Wybierasz się na długi weekend? Nie zapomnij zrobić wcześniej zakupów. W czwartek i w sobotę praktycznie wszystkie sklepy będą zamknięte.
Rzeczywiście. Po raz pierwszy ustawowy zakaz handlu wypada w długi weekend. 1 i 3 maja zamknięte będą hipermarkety i osiedlowe sklepiki. Chyba że za ladą stanie właściciel albo zatrudni kogoś na umowę-zlecenie.
- Nie będziemy pracować, bo sam nie dam rady ze wszystkim, a nie chcę płacić kar - mówi Tadeusz Kutnik, właściciel osiedlowych sklepików na osiedlu LSM w Lublinie. - Klienci pewnie będą wściekli. Ja też, bo dla mnie to straty.
W hipermarketach nie chcą mówić o stratach.

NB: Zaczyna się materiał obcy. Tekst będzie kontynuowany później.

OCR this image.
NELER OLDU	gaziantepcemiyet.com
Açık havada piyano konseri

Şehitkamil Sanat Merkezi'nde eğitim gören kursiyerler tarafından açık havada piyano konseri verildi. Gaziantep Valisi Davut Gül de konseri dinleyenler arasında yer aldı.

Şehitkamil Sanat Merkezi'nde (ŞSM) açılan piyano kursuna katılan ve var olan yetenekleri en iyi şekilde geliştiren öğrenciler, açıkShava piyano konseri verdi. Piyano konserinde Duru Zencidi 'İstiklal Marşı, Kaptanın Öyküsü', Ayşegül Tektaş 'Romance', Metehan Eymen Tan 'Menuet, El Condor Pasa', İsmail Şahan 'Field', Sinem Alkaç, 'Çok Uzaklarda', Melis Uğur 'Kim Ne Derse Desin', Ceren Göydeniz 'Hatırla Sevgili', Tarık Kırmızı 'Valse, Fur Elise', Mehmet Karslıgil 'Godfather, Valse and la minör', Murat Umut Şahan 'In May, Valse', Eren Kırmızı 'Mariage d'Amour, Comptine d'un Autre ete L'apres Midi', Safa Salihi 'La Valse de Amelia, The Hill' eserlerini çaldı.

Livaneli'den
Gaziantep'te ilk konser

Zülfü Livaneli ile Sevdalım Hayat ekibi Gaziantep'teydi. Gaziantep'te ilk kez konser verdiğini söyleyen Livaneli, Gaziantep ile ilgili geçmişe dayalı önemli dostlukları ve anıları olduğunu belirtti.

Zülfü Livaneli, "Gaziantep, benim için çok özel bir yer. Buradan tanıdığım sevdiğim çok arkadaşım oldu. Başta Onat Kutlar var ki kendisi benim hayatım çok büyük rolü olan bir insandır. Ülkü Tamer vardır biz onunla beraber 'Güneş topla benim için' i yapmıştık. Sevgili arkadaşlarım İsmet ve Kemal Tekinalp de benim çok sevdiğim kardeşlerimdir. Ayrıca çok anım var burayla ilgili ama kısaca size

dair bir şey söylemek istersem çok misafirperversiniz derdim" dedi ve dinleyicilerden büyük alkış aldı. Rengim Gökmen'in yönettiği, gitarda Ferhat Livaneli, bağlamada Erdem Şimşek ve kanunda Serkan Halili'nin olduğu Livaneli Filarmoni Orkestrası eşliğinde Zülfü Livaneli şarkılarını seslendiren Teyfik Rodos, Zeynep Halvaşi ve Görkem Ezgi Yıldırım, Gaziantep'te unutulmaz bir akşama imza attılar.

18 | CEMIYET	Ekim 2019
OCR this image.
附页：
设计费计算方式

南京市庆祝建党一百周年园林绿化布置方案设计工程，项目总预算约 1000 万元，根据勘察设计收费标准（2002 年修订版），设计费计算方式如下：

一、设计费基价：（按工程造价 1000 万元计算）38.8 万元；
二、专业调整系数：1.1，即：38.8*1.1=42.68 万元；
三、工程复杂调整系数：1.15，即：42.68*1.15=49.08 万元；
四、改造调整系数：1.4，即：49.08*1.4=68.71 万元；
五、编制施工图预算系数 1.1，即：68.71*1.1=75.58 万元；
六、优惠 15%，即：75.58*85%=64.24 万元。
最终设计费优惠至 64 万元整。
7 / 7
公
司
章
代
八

Zgodnie zaznaczają, że z wolnych dni cieszą się pracownicy. - A klienci? Nie będą zachwyceni, gdy odejdą z kwitkiem - mówi Jerzy Wawerek, prezes E. Leclerc przy ul. Turystycznej w Lublinie.
W środę najdłużej, bo do godz. 24, czynne będą hipermerkety Tesco. Sklepy Leclerc w Lublinie będą pracować do godz. 22, podobnie Carrefour. - Każdy będzie mógł się zaopatrzyć przed majówką - zapewnia Aneta Domańska, dyrektor hipermarketu Carrefour. - A dzięki temu świętować będą mogli także handlowcy.
Jeśli ktoś jednak nie zdąży ze sprawunkami, zostają mu stacje paliw. - Państwowa Inspekcja Pracy pozwoliła na pracę punktów handlowych na stacjach - mówi Dawid Piekarz, rzecznik PKN Orlen. - Nie spodziewamy się wielkiego "nalotu” klientów, ale nasi specjaliści od sprzedaży na pewno zadbają, by niczego nie zabrakło na półkach.
- Nie spodziewają się tłumów? Dziwne. 11 listopada chciałem kupić piwo na stacji. Kolejka sięgała po horyzont, a piwo się skończyło, zanim dotarłem do kasy - mówi pan Adam z Zamościa.
Zakaz handlu nie dotyczy też barów i restauracji. - Pracują normalnie. Tak jak apteki - uspokaja Bożenna Lipert, p.o. zastępca okręgowego inspektora pracy w Lublinie.